Julee Cruise, "It's The End Of The World As We Know It (And I Feel Fine)"





I have been trying all morning to figure out what I should do about a Gallop poll showing nearly half of Americans surveyed believe "God created human beings pretty much in their present form at one time within the last 10,000 years or so." More than half of the remaining half believe in God-guided evolution; I suppose they've seen 2001. I don't particularly care on that score--evolution without magic sky people, evolution with magic sky people, at least there's a large segment of the population who apparently have some notion of time scale and descent through common ancestry.

But nearly half of the Americans Gallop surveyed think the human species is less than 10,000 years old. Even if you quibble over the lousiness of the question--and I think it's pretty lousy, the way the question is phrased to start with--what the study is really showing more than how many people believe in Young Earth Creationism YEC) is how many Americans just have a basic ignorance of science. I realize those things overlap; but the thing is, someone could pick the "10,000 years" answer and not really even be a YECer, merely ignorant (e.g. some doofus might think the Earth is trillions and trillions of years old but God only got around to creating humans of whole cloth 3.6 million days ago give-or-take.
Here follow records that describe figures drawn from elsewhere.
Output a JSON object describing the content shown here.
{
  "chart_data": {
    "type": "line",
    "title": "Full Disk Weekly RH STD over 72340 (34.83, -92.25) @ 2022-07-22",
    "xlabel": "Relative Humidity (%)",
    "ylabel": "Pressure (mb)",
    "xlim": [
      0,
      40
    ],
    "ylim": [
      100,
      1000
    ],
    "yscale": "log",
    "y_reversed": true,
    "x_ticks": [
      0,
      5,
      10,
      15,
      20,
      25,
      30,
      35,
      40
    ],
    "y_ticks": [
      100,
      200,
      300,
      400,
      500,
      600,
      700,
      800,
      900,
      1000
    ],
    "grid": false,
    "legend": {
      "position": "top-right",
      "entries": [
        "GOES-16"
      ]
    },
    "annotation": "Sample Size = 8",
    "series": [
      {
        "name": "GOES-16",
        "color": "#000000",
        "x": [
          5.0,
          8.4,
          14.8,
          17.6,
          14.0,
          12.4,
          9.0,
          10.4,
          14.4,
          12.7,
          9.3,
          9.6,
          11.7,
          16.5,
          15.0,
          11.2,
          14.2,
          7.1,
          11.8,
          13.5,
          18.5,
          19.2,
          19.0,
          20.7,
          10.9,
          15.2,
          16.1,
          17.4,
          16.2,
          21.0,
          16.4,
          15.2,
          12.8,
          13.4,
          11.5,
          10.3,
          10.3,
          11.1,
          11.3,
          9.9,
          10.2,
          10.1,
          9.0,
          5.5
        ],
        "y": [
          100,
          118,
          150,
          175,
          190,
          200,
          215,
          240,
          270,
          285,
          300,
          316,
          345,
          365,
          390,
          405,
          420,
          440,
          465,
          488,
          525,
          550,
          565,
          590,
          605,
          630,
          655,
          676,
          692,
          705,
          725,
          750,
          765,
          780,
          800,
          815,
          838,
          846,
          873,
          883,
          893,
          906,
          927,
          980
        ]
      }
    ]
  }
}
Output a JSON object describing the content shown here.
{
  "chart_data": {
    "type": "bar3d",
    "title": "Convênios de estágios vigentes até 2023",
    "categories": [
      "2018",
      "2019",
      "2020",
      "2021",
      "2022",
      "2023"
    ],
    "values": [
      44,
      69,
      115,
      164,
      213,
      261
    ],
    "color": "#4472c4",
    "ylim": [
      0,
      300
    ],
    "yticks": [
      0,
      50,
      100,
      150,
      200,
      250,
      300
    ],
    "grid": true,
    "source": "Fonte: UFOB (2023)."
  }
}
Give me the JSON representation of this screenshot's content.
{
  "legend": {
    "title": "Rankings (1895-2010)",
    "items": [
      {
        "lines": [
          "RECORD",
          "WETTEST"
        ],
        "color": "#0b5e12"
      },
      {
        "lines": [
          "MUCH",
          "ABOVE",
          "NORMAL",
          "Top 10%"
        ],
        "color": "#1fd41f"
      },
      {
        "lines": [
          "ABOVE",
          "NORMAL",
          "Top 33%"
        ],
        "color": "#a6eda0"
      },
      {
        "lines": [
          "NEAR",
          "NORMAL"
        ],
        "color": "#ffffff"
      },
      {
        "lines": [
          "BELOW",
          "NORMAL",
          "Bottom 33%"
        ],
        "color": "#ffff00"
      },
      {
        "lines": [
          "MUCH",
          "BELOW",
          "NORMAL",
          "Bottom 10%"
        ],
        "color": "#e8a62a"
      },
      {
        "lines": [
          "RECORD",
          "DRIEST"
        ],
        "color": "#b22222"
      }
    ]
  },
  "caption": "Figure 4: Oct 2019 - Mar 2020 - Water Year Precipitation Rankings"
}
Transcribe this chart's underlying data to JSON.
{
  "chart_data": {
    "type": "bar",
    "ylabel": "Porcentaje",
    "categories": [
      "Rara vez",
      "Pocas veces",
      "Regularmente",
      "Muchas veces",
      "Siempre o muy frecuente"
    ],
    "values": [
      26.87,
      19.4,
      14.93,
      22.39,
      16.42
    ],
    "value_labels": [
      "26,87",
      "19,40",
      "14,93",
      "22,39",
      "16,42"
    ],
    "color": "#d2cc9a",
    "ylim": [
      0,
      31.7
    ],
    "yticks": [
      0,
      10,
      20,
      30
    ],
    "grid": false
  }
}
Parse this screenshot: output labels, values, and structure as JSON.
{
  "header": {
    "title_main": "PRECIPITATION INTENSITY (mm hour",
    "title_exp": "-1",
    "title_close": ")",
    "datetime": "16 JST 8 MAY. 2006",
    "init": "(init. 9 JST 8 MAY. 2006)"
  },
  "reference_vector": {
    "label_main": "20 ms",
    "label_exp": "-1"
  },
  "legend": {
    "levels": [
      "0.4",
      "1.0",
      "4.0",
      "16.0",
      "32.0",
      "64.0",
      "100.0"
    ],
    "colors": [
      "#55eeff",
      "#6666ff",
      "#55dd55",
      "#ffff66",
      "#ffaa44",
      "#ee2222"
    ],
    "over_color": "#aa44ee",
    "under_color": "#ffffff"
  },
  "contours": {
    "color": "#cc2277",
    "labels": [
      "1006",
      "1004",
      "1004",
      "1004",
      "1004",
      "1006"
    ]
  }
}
It isn't just the YECers fault. Partly, yeah. But we also just do a shitty job funding schools and providing for science education all around, y'know; someone could have picked the 10k option as a blind guess, for all we know, because they had shit for biology classes. And there's that whole endemic cultural thing we have going in America, where we mistrust elites--including scientists and educators and anyone who seems too nerdy; anyone can be an expert if they read enough books, so how dare you act like you're smarter than I am about climate, vaccinations or fossils? And a lot of that cultural mistrust, which goes back to the earliest days of the Republic when every gentleman or aspiring gentleman was a dilettante naturalist/general/statesman/philosopher/farmer/economist, has been amplified in the past twenty or thirty years by the political and media classes in various ways; the political classes love exploiting American paranoia, the media classes make their money by throwing fuel on it.

I get to wondering whether the Romans knew they were in decline. Or there's the Chinese example: the Qing just stuck their fingers in their ears and closed their eyes and made "Nuh" noises for their last hundred years until it was too late; they took a few half-assed stabs at reform and were washed beneath thirty years of civil wars, warlordism and foreign occupation until Maoism looked just swell (to be fair, up until the Cultural Revolution, I'm not sure it wasn't, but that's another topic). Did any of these civilizations that got too dumb, too complacent, too reliant on their military strength to keep getting them out of jams even while they were rotting from within, did any of them ever have any clue the tires were getting wobbly and were about to blow off just past the fail-safe point just around Dead Man's Curve?

I keep thinking about a line from Blade Runner, you know? Roy tells Pris they're on their own and Pris says--

Then we're stupid and we'll die.


--which sounds like an unfortunate summary of the status of American civilization right now. We are stupid, yeah. I think it's going to kill us.